A partir de estas breves reseñas vemos que los dos ejemplos descriptos son estudios muy similares que centrados en procesos parecidos. Si bien hacen un seguimiento particular, no vacilan en utilizar como elemento de análisis la comparación con otros casos en localizaciones diferentes. Son de una gran amplitud pues abarcan varias dimensiones del cambio en forma simultánea (toda la gama que va desde lo económico hasta lo político y lo simbólico). Sin embargo reconocen que muchos vacíos se deben a que faltan estudios más acotados en espacio y tiempo. El reconocimiento de esta limitación invita a desarrollar recortes más pequeños.


A MODO DE CONCLUSION


Los abordajes macro y microscópicos (en tiempo y espacio) pueden considerarse, a simple vista, estrategias de investigación opuestas. Mientras que un programa invita a buscar y enfatizar regularídades alejándose de las situaciones particulares; el otro trata de demostrar el alcance general de los casos particulares. Sin embargo son posibles múltiples matices intermedios y convergencias. A menudo se presenta la dificultad de comprender un fenómeno abordándolo en cortes únicamente sincrónicos, se suele perder de vista la estrategia de sondear en las profundidades de la historia. Esto se ha presentado como una particular dificultad de la antropología tradicional, que todavía trata de despojarse del lastre de la ahistoricidad en los estudios de campo. Como quiera que sea, esta es una tendencia que se está revirtiendo en la producción contemporánea. La vieja mirada encogida, trata de abrir sus horizontes. Los procesos de formación de identidad étnica (a los que aluden los términos de etnicidad y etnogénesis) están caracterizados por una gran complejidad. Su configuración específica, depende de la manera en que se combinen en los estudios de caso: las dimesiones espaciales y temporales, los aspectos individuales y colectivos, el modo particular como interjueguen en la investigación el sustrato teórico y la metodología empleada. La distinción tajante que suele construirse entre lo particular y lo general impide ver la multiplicidad de opciones intermedias.
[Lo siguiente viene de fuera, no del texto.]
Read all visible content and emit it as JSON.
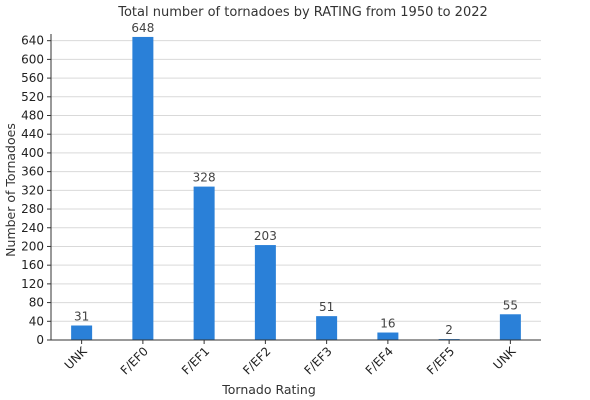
{
  "chart_data": {
    "type": "bar",
    "title": "Total number of tornadoes by RATING from 1950 to 2022",
    "xlabel": "Tornado Rating",
    "ylabel": "Number of Tornadoes",
    "categories": [
      "UNK",
      "F/EF0",
      "F/EF1",
      "F/EF2",
      "F/EF3",
      "F/EF4",
      "F/EF5",
      "UNK"
    ],
    "values": [
      31,
      648,
      328,
      203,
      51,
      16,
      2,
      55
    ],
    "data_labels": [
      "31",
      "648",
      "328",
      "203",
      "51",
      "16",
      "2",
      "55"
    ],
    "ylim": [
      0,
      650
    ],
    "yticks": [
      0,
      40,
      80,
      120,
      160,
      200,
      240,
      280,
      320,
      360,
      400,
      440,
      480,
      520,
      560,
      600,
      640
    ],
    "ytick_labels": [
      "0",
      "40",
      "80",
      "120",
      "160",
      "200",
      "240",
      "280",
      "320",
      "360",
      "400",
      "440",
      "480",
      "520",
      "560",
      "600",
      "640"
    ],
    "grid": true,
    "legend": "none",
    "colors": {
      "bar": "#2a80d8",
      "grid": "#d9d9d9",
      "axis": "#333333",
      "text": "#333333"
    }
  }
}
Más que una ruptura se presenta como un continuum de escalas de observación que se ofrecen como alternativas dinámicas, acordes con los intereses de investigación. En este sentido resultó pertinente observar el abordaje de la problemática de la identidad en los trabajos etnohistóricos reseñados. A partir de ellos es posible afirmar que los abordajes micro y macrocontextuales no son excluyentes, como no lo son los polos que suelen contruirse en torno de lo particular y lo general. Se presentan como alternativas acordes con los intereses de investigación.